In wake of recent months and controversies surrounding privacy breaches abroad, those with planned trips to places such as China are rightly slightly hesitant. On January 3rd 2019, the US State Department issued a Level 2 Travel Advisory for traveling to China. This means those entering China should Exercise Increased Caution, due to arbitrary enforcement of local laws.
In exercising increased caution, travelers should extend diligence to the use of mobile and tech devices when entering the country. Cellhire previously published a blog on Why Phone Security Matters Abroad, but the rumor-mill has suggested those travelling to China are highly at risk of being monitored. Here are precautions you should be taking to avoid potential risks.
- Leave your devices at home
There have been stories of devices being confiscated and tampered with while going through customs in a range of countries, but if you’re worried about possible infringement on your privacy and data, it may be a better option to leave your devices at home. Understandably, this may be easier for those travelling to China for leisure rather than for business. Business travelers partaking in business events and meetings in China are in need of a device to some extent so have no choice other than to take something with them. In this case, don’t worry, there are other precautions to take.
- Prepare your devices for travel
If you’re taking devices to China, make sure you’ve ‘prepared’ them. Remember your devices contain valuable data, information and in some case, intellectual property. The last thing you want is spying eyes getting a hold of your information. When traveling, all this stored data becomes vulnerable, so ‘preparing’ your device for the worst is imperative. Update the operating system to the latest version; this will help fill in those potential security gaps that could be hacked. Also, ensure your Bluetooth is turned off whilst travelling. This, again, eliminates possible eavesdropping entries.
Lastly, and maybe most importantly, safeguard your devices with a complex password / PIN that can’t be easily guessed or hacked. For extra protection, put a 2-factor authentication on anything that lets you.
- Cleanse your devices
If adding a password to your devices isn’t enough to put you at ease, try cleansing your device of all unnecessary data you don’t need while traveling. Move all your data over to an external source that you can leave at home while you travel. It’s better to always travel with a ‘blank’ device, so there is nothing to lose once you enter China. You should also cleanse and wipe your device upon re-entering your home country, in case any of your devices have been compromised while out of the country.

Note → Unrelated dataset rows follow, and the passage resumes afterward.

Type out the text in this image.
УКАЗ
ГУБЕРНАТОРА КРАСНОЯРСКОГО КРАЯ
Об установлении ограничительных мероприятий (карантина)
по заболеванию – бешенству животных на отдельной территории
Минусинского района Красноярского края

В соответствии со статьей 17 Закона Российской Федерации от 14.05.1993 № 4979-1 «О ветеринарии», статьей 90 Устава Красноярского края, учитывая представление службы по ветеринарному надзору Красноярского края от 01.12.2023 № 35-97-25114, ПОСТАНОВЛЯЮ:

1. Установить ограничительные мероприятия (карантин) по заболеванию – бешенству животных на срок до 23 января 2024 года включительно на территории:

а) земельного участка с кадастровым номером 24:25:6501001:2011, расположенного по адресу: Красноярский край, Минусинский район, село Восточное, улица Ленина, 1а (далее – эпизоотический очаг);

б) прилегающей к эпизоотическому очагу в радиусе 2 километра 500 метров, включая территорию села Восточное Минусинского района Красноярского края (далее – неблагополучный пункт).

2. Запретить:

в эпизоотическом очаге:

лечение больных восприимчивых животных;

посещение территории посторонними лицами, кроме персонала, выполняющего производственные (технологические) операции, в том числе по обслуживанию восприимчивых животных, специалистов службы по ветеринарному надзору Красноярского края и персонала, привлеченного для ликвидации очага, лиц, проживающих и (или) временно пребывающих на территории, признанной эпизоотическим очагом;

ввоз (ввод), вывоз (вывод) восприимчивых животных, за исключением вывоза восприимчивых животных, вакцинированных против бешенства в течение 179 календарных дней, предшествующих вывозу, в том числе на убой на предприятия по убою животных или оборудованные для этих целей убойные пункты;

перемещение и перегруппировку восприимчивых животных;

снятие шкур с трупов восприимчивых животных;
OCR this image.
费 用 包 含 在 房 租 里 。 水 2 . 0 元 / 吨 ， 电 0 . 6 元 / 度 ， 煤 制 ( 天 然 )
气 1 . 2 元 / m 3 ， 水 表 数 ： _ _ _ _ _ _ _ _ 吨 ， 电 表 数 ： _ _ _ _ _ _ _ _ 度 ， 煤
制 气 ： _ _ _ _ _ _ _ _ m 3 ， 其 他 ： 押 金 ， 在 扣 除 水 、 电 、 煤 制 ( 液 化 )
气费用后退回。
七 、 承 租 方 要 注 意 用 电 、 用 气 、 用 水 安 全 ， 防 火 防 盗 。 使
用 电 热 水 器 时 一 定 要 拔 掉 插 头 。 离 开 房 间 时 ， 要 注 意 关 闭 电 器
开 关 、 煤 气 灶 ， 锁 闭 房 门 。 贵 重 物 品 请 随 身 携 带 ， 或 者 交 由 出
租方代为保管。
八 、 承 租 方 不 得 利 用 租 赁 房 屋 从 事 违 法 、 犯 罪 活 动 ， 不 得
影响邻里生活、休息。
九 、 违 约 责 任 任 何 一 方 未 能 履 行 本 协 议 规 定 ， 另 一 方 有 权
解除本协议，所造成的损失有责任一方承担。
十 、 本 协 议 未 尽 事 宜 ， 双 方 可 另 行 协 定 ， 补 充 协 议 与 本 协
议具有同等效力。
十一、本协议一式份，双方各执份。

- Use a rented device / SIM
The best solution for those traveling to a country in which they need to exercise caution, is to travel with a rented device / SIM. If you’re hesitant to take your own device out of fear or losing your data, take a device that is blank and will allow peace of mind. Get a device that is already set up to work in-country, with a local SIM card. This will not only keep your personal device safe, but will also allow you to browse online, call and text for the best possible rate. If this is something you opt for, purchase these before traveling. If you purchase a device in the country you travel to, like the airport, not only are you risking having an already compromised device / SIM, but you are also likely to spend more than it’s worth. As an alternative, Cellhire can offer both in country SIMs and devices depending on your needs and requirements. Cellhire was the recommended alternative to taking personal devices on a recent segment of Bloomberg’s Daybreak Asia, as advised by the VP of Park Strategies.
- Use a VPN
It’s well known that some countries block access to specific sites; China especially. Say goodbye to Gmail, YouTube, Twitter, Wikipedia etc, because it’s likely you won’t be able to access them. To avoid this, you can use a VPN to create your own private internet connection that only you can access. This is definitely a must if you’re away for business and need to access your company information or intranet, especially as China is renowned for controversies surrounding monitoring internet traffic and blocking.
Be warned however, as of 2018, China is cracking down on the use of VPNs. Those who wish to use a VPN should look at several options, in case their primary option is blocked. TechRadar has recently produced a helpful article reviewing the top VPNs to use when traveling to China.